Cykliczne ożywienie na pierwotnym rynku mieszkaniowym, które właśnie świętuje już piątą rocznicę, zawdzięcza swój historyczny potencjał przede wszystkim nabywcom gotówkowo-inwestycyjnym. To oni są główną siłą napędową koniunkturalnej prosperity, owocującej corocznymi rekordami sprzedaży nowych mieszkań.

Mieszkaniówka ponad wszystko

W Polsce od dawna inwestycje w nieruchomości, ze szczególnym uwzględnieniem tych mieszkaniowych, uznawane były za jedną z najbardziej pewnych form lokowania kapitałów. Z kolei od momentu osiągnięcia przez krajowe stopy procentowe historycznie najniższych poziomów, popularność mieszkań jako długoterminowych rozwiązań inwestycyjnych osiągnęła w Polsce poziom dotąd niespotykany.

Wynika to z faktu najlepszego stosunku zysku do ryzyka inwestycji mieszkaniowych w sytuacji spadku dochodów z lokat bankowych do symbolicznych wartości, nie gwarantujących nawet zabezpieczenia przed inflacją. Z czego jeszcze wynika aż tak imponująca popularność lokalu mieszkalnego jako celu zyskownej inwestycji?
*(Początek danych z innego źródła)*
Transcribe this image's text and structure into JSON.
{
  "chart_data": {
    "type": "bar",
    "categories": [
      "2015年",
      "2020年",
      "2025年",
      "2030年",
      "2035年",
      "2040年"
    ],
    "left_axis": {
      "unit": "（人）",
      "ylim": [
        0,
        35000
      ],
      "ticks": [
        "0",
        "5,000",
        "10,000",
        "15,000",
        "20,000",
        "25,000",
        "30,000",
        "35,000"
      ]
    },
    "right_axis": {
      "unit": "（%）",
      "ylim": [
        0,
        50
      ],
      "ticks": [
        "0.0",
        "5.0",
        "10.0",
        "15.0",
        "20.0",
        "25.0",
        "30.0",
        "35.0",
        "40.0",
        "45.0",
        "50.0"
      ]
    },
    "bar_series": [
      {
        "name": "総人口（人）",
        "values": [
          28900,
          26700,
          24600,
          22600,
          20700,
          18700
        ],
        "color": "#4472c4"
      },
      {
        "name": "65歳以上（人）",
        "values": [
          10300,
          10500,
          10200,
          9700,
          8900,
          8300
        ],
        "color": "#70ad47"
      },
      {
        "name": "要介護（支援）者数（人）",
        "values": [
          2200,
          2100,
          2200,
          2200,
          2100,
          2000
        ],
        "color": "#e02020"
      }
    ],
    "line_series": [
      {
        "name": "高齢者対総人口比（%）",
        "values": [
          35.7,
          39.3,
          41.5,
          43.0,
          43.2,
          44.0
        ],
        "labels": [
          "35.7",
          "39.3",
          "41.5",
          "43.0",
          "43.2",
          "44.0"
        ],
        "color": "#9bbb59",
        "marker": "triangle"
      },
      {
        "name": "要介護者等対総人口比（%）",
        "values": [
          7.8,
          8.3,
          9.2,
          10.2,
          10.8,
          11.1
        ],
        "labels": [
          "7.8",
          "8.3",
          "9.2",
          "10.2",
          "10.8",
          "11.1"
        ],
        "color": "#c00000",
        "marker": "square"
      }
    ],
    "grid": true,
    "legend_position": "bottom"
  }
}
Zapewne po pierwsze z istotnej, dla rodzimej mentalności, namacalności jej przedmiotu. Po drugie zaś z mocno utrwalonego, acz niekoniecznie do końca słusznego, przekonania o braku jakiegokolwiek ryzyka inwestycyjnego czy też konieczności posiadania określonej wiedzy i doświadczenia, jako koniecznego warunku skutecznego zarabiania na nieruchomościach. Po trzecie wreszcie z braku konkurencyjnych form inwestowania kapitału w dobie rekordowo niskich stóp procentowych.

Co trzecie nowe mieszkanie to inwestycja

Jak wynika z przeprowadzonego przez portal RynekPierwotny.pl sondażu wśród deweloperów, więcej niż co trzecie mieszkanie z pierwszej ręki nabywane jest w dzisiejszych czasach za gotówkę. Z kolei zdecydowana większość z zakupów gotówkowych na rynku pierwotnym, to zakupy inwestycyjne. Do tego dochodzi bliżej nieokreślona, ale zapewne znacząca liczba lokali deweloperskich, nabywanych pod wynajem z mniejszym lub większym udziałem finansowania kredytem hipotecznym.
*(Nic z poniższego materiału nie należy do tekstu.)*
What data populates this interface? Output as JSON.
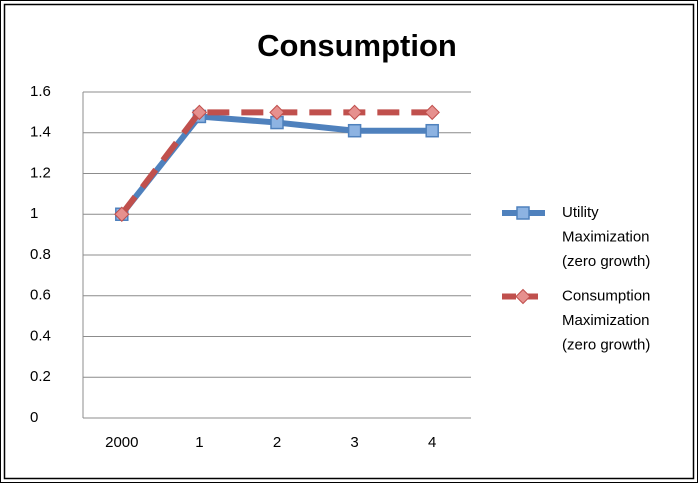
{
  "chart_data": {
    "type": "line",
    "title": "Consumption",
    "categories": [
      "2000",
      "1",
      "2",
      "3",
      "4"
    ],
    "series": [
      {
        "name": "Utility Maximization (zero growth)",
        "color": "#4f81bd",
        "marker": "square",
        "dash": false,
        "values": [
          1,
          1.48,
          1.45,
          1.41,
          1.41
        ]
      },
      {
        "name": "Consumption Maximization (zero growth)",
        "color": "#c0504d",
        "marker": "diamond",
        "dash": true,
        "values": [
          1,
          1.5,
          1.5,
          1.5,
          1.5
        ]
      }
    ],
    "ylim": [
      0,
      1.6
    ],
    "yticks": [
      0,
      0.2,
      0.4,
      0.6,
      0.8,
      1,
      1.2,
      1.4,
      1.6
    ],
    "grid": true,
    "legend": "right"
  }
}
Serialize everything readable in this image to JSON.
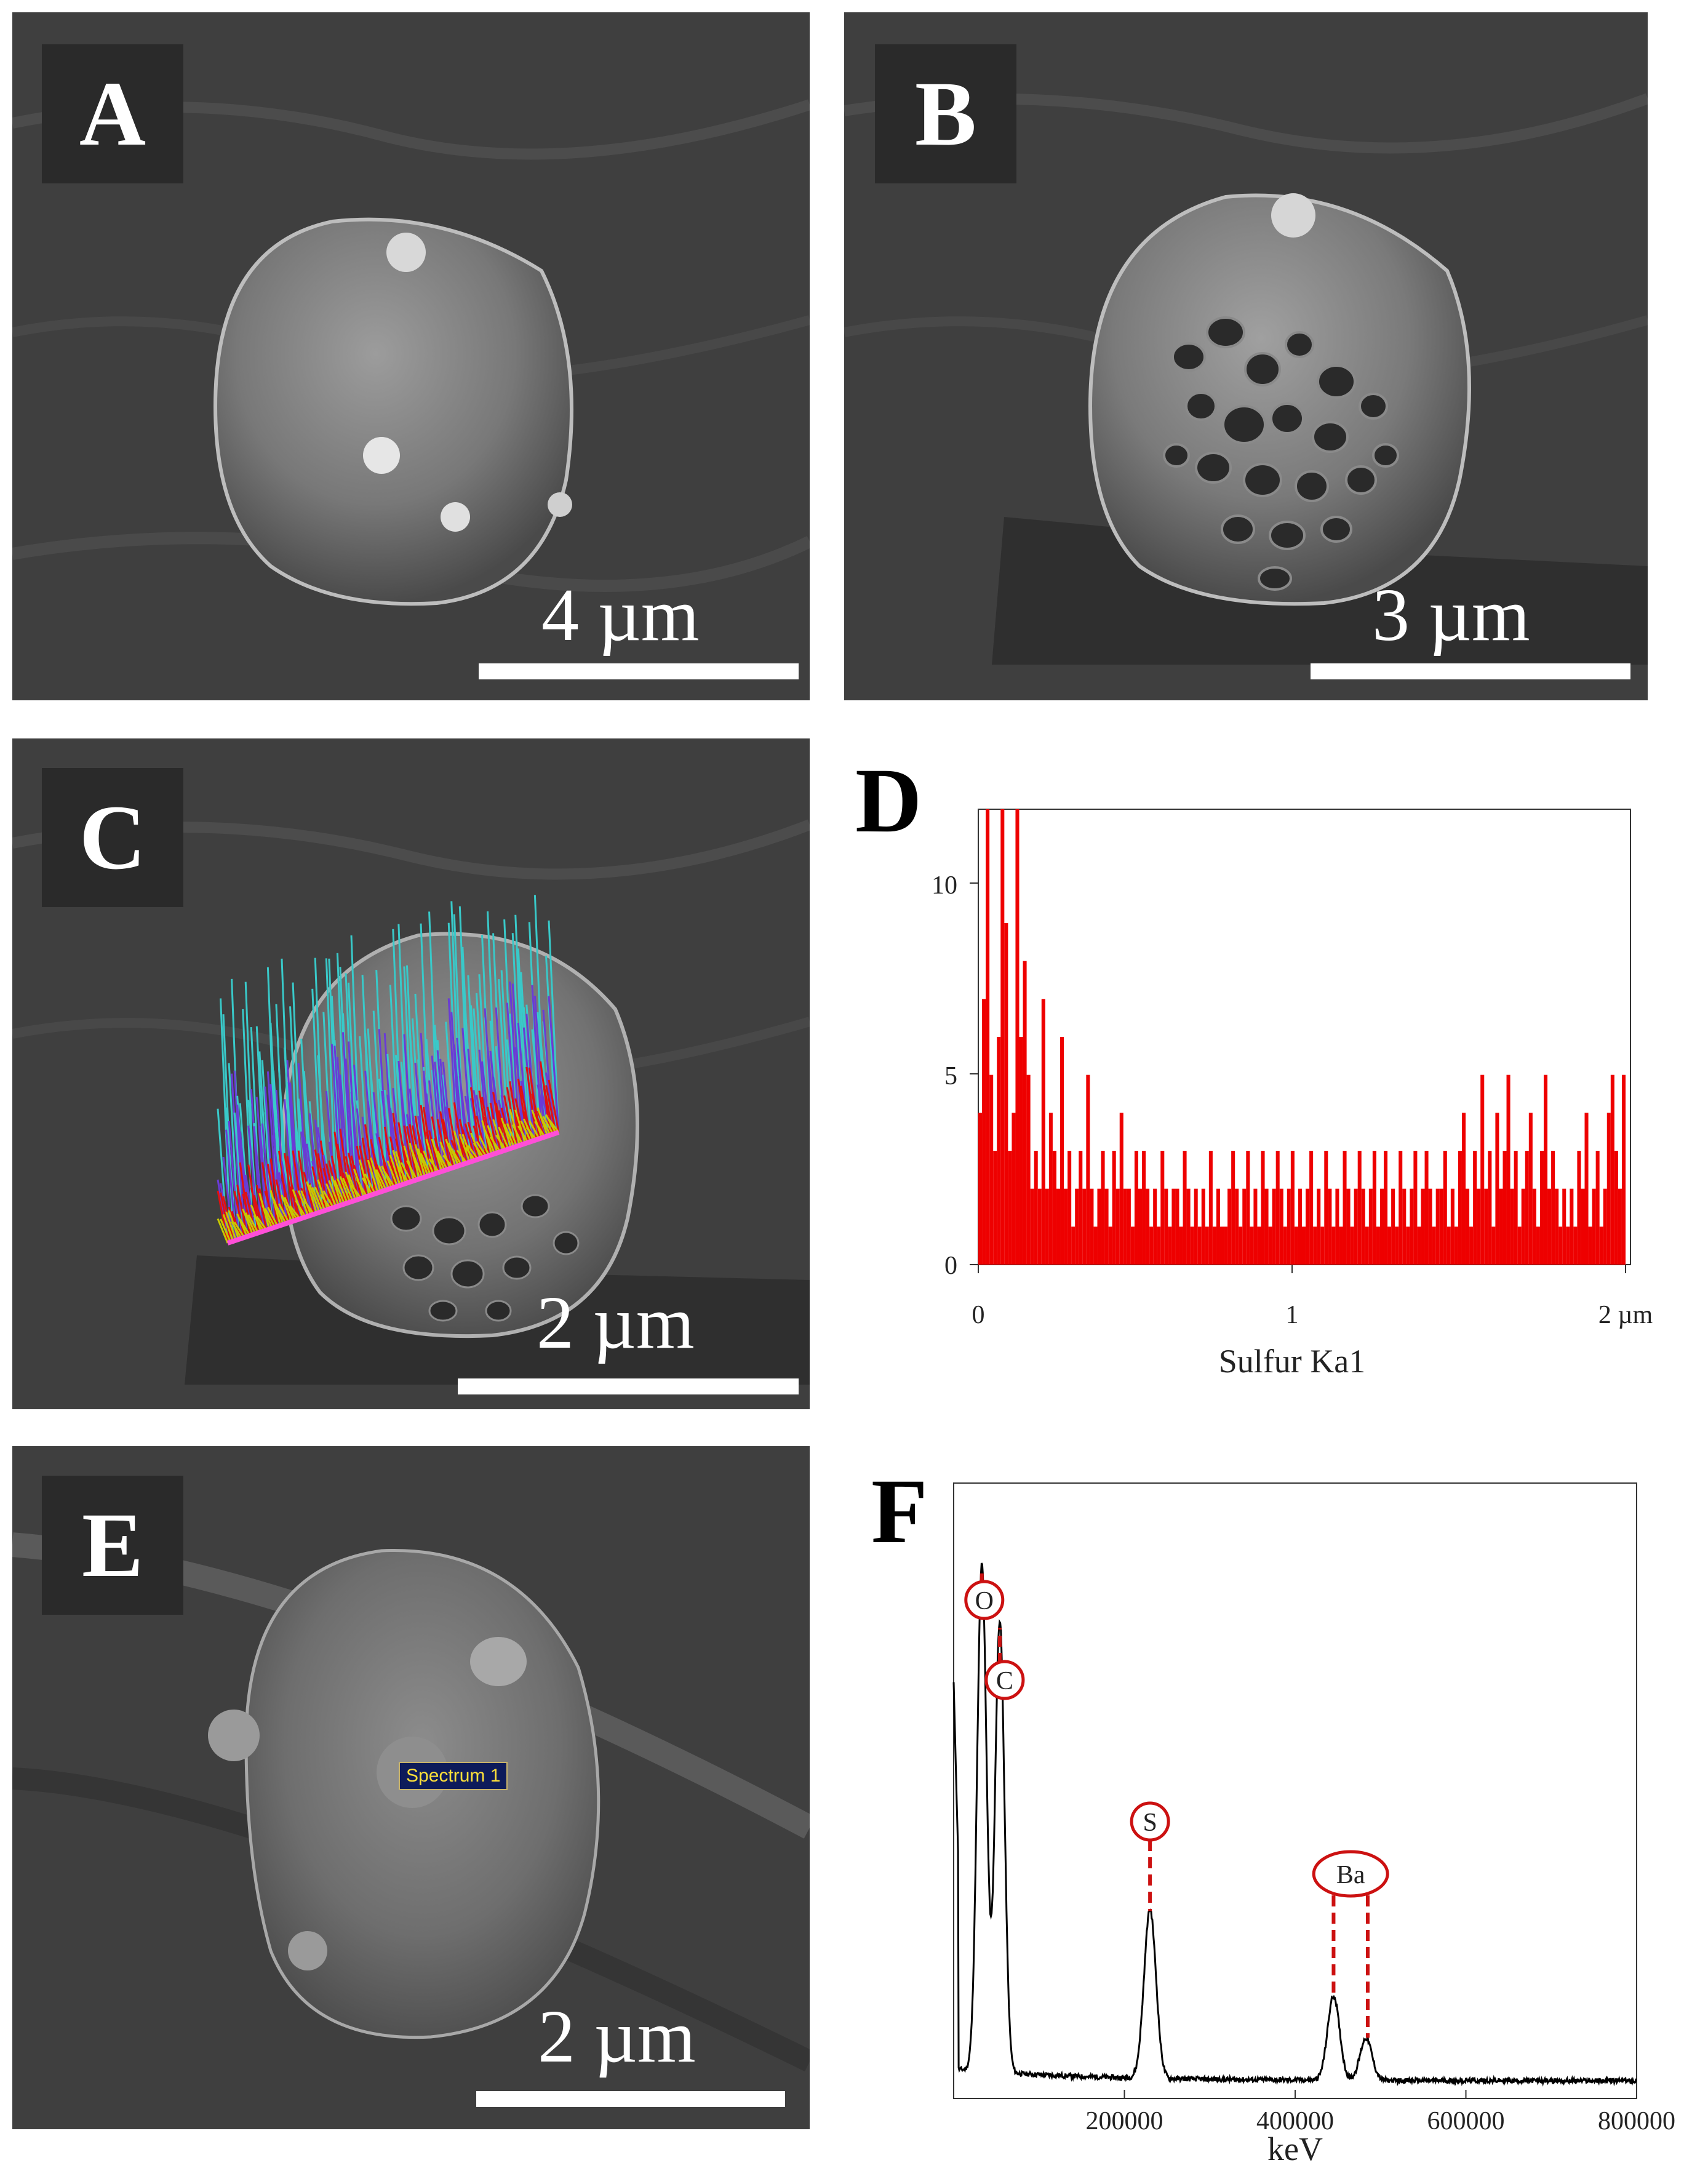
{
  "panels": {
    "a": {
      "letter": "A",
      "scale": "4 µm"
    },
    "b": {
      "letter": "B",
      "scale": "3 µm"
    },
    "c": {
      "letter": "C",
      "scale": "2 µm"
    },
    "e": {
      "letter": "E",
      "scale": "2 µm",
      "spectrum_label": "Spectrum 1"
    }
  },
  "colors": {
    "sem_background": "#3f3f3f",
    "linescan_cyan": "#39c9c9",
    "linescan_blue": "#6a3bd6",
    "linescan_red": "#e01010",
    "linescan_yellow": "#c8c800",
    "linescan_baseline": "#ff4fd8",
    "edx_marker": "#cc1111"
  },
  "chart_data": [
    {
      "panel": "D",
      "type": "bar",
      "title": "",
      "xlabel": "Sulfur Ka1",
      "ylabel": "",
      "x_ticks": [
        "0",
        "1",
        "2 µm"
      ],
      "y_ticks": [
        "0",
        "5",
        "10"
      ],
      "xlim": [
        0,
        2.08
      ],
      "ylim": [
        0,
        12
      ],
      "x_range_um": [
        0,
        2.05
      ],
      "values": [
        4,
        7,
        12,
        5,
        3,
        6,
        12,
        9,
        3,
        4,
        12,
        6,
        8,
        5,
        2,
        3,
        2,
        7,
        2,
        4,
        3,
        2,
        6,
        2,
        3,
        1,
        2,
        3,
        2,
        5,
        2,
        1,
        2,
        3,
        2,
        1,
        3,
        2,
        4,
        2,
        2,
        1,
        3,
        2,
        3,
        2,
        1,
        2,
        1,
        3,
        2,
        1,
        2,
        2,
        1,
        3,
        2,
        1,
        2,
        1,
        2,
        1,
        3,
        1,
        2,
        1,
        1,
        2,
        3,
        2,
        1,
        2,
        3,
        1,
        2,
        1,
        3,
        2,
        1,
        2,
        3,
        2,
        1,
        2,
        3,
        1,
        2,
        1,
        2,
        3,
        1,
        2,
        1,
        3,
        2,
        1,
        2,
        1,
        3,
        2,
        1,
        2,
        3,
        2,
        1,
        2,
        3,
        1,
        2,
        3,
        1,
        2,
        1,
        3,
        2,
        1,
        2,
        3,
        1,
        2,
        3,
        2,
        1,
        2,
        2,
        3,
        1,
        2,
        1,
        3,
        4,
        2,
        1,
        3,
        2,
        5,
        2,
        3,
        1,
        4,
        2,
        3,
        5,
        2,
        3,
        1,
        2,
        3,
        4,
        2,
        1,
        3,
        5,
        2,
        3,
        2,
        1,
        2,
        1,
        2,
        1,
        3,
        2,
        4,
        1,
        2,
        3,
        1,
        2,
        4,
        5,
        3,
        2,
        5
      ]
    },
    {
      "panel": "F",
      "type": "line",
      "title": "",
      "xlabel": "keV",
      "ylabel": "",
      "x_ticks": [
        "200000",
        "400000",
        "600000",
        "800000"
      ],
      "xlim": [
        0,
        800000
      ],
      "ylim": [
        0,
        1
      ],
      "peaks": [
        {
          "element": "O",
          "x": 33000,
          "height": 0.84
        },
        {
          "element": "C",
          "x": 54000,
          "height": 0.75
        },
        {
          "element": "S",
          "x": 230000,
          "height": 0.28
        },
        {
          "element": "Ba",
          "x": 445000,
          "height": 0.14
        },
        {
          "element": "Ba",
          "x": 483000,
          "height": 0.07
        }
      ],
      "markers": [
        {
          "label": "O",
          "x": 33000
        },
        {
          "label": "C",
          "x": 54000
        },
        {
          "label": "S",
          "x": 230000
        },
        {
          "label": "Ba",
          "x": 445000
        },
        {
          "label": "Ba",
          "x": 485000
        }
      ]
    }
  ]
}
Zobacz także: Zobacz też: Problemy w budowlance a Mieszkanie plus. "Czy to będzie 12 zł za metr, tego nie wiem"

W sumie daje to odsetek rzędu 30-40 proc. nowych mieszkań trafiających na rynek wynajmu komercyjnego. Czy w takim razie ulega on szybkiemu nasyceniu, w związku z czym dalsze inwestycje mieszkaniowe stają się coraz bardziej ryzykowne? Na razie absolutnie nic na to nie wskazuje. Rynek wynajmu rośnie obecnie w tempie około 25 - 30 tys. nowych lokali rocznie, co wbrew pozorom jak na rodzime warunki nie jest ilością znaczącą. Z kolei stopy procentowe NBP jeszcze dość długo pozostaną na obecnych rekordowo niskich poziomach. Oznacza to dobre, by nie powiedzieć optymalne perspektywy dla kontynuacji inwestycyjnego boomu na krajowym rynku nieruchomości mieszkaniowych.
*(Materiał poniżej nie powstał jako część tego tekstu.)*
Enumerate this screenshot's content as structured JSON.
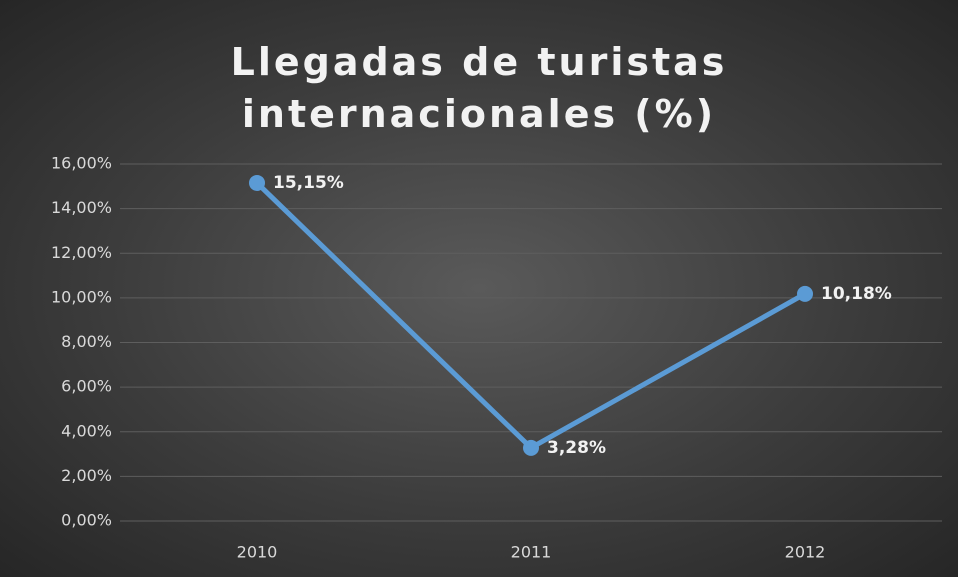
{
  "chart_data": {
    "type": "line",
    "title": "Llegadas de turistas internacionales (%)",
    "categories": [
      "2010",
      "2011",
      "2012"
    ],
    "series": [
      {
        "name": "Llegadas de turistas internacionales (%)",
        "color": "#5b9bd5",
        "values": [
          15.15,
          3.28,
          10.18
        ],
        "value_labels": [
          "15,15%",
          "3,28%",
          "10,18%"
        ]
      }
    ],
    "ylim": [
      0,
      16
    ],
    "yticks": [
      {
        "value": 0,
        "label": "0,00%"
      },
      {
        "value": 2,
        "label": "2,00%"
      },
      {
        "value": 4,
        "label": "4,00%"
      },
      {
        "value": 6,
        "label": "6,00%"
      },
      {
        "value": 8,
        "label": "8,00%"
      },
      {
        "value": 10,
        "label": "10,00%"
      },
      {
        "value": 12,
        "label": "12,00%"
      },
      {
        "value": 14,
        "label": "14,00%"
      },
      {
        "value": 16,
        "label": "16,00%"
      }
    ],
    "grid": true
  }
}
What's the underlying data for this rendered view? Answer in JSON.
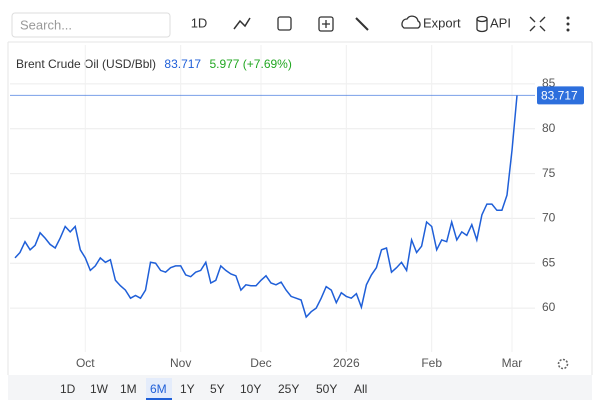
{
  "toolbar": {
    "search": "Search...",
    "interval": "1D",
    "export": "Export",
    "api": "API"
  },
  "ranges": {
    "items": [
      "1D",
      "1W",
      "1M",
      "6M",
      "1Y",
      "5Y",
      "10Y",
      "25Y",
      "50Y",
      "All"
    ],
    "active": "6M"
  },
  "chart_data": {
    "type": "line",
    "title": "Brent Crude Oil (USD/Bbl)",
    "change": "5.977 (+7.69%)",
    "categories": [
      null,
      null,
      null,
      null,
      null,
      null,
      null,
      null,
      null,
      null,
      null,
      null,
      null,
      null,
      "Oct",
      null,
      null,
      null,
      null,
      null,
      null,
      null,
      null,
      null,
      null,
      null,
      null,
      null,
      null,
      null,
      null,
      null,
      null,
      "Nov",
      null,
      null,
      null,
      null,
      null,
      null,
      null,
      null,
      null,
      null,
      null,
      null,
      null,
      null,
      null,
      "Dec",
      null,
      null,
      null,
      null,
      null,
      null,
      null,
      null,
      null,
      null,
      null,
      null,
      null,
      null,
      null,
      null,
      "2026",
      null,
      null,
      null,
      null,
      null,
      null,
      null,
      null,
      null,
      null,
      null,
      null,
      null,
      null,
      null,
      null,
      "Feb",
      null,
      null,
      null,
      null,
      null,
      null,
      null,
      null,
      null,
      null,
      null,
      null,
      null,
      null,
      null,
      "Mar",
      null
    ],
    "series": [
      {
        "name": "Brent Crude Oil (USD/Bbl)",
        "color": "#1f5fd8",
        "values": [
          65.6,
          66.2,
          67.4,
          66.5,
          67,
          68.4,
          67.8,
          67.1,
          66.7,
          67.8,
          69.1,
          68.5,
          69.1,
          66.5,
          65.6,
          64.2,
          64.7,
          65.6,
          65.1,
          65.4,
          63.1,
          62.5,
          62,
          61.1,
          61.4,
          61.1,
          62,
          65.1,
          65,
          64.2,
          64,
          64.5,
          64.7,
          64.7,
          63.7,
          63.5,
          64,
          64.2,
          65.1,
          62.8,
          63.1,
          64.7,
          64.2,
          63.8,
          63.6,
          62,
          62.6,
          62.5,
          62.5,
          63.1,
          63.6,
          62.8,
          62.6,
          62.9,
          62,
          61.3,
          61.1,
          60.9,
          59,
          59.6,
          60,
          61.1,
          62.4,
          62,
          60.6,
          61.7,
          61.3,
          61.1,
          61.6,
          60.1,
          62.6,
          63.7,
          64.5,
          66.5,
          66.7,
          64,
          64.5,
          65.1,
          64.2,
          67.6,
          66.2,
          66.9,
          69.6,
          69.1,
          66.5,
          67.6,
          67.4,
          69.6,
          67.6,
          68.5,
          68.1,
          69.3,
          67.6,
          70.4,
          71.6,
          71.6,
          70.9,
          70.9,
          72.6,
          77.6,
          83.717
        ]
      }
    ],
    "ylim": [
      55.1,
      89.9
    ],
    "yticks": [
      60,
      65,
      70,
      75,
      80,
      85
    ],
    "grid": true
  }
}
Stopa oraz okres zwrotu z inwestycji mieszkaniowej

Jak tłumaczą eksperci portalu RynekPierwotny.pl, oczywistym celem każdej inwestycji jest osiągnięcie wymiernego zysku, który wyrażony liczbowo można porównać do rentowności alternatywnych form lokowania kapitałów. Aby obliczyć roczną stopę zwrotu z inwestycji w mieszkanie należy po prostu zestawić sumę rocznych dochodów z jego wynajmu z ceną, którą za przedmiotowy lokal nabyty pod inwestycję zapłacił właściciel.

Roczny dochód z wynajmu powinien uwzględniać koszty własne właściciela, a więc czynsz administracyjny, zryczałtowany podatek od dochodów z wynajmu, koszty napraw i remontów czy półtoramiesięczny okres bez dochodu z racji zmiany najemcy.

Jak wynika z tegorocznego raportu E-VALUER INDEX 2018, komunikującego wyniki badań zyskowności wynajmu nowych mieszkań, wyższe stopy zwrotu w granicach 5,3 - 5,5 proc. są zdecydowanie łatwiej osiągalne w mniejszych miastach wojewódzkich. Z kolei w największych aglomeracjach przedmiotowy wskaźnik zawiera się w przedziale 4,1 - 5,4 proc.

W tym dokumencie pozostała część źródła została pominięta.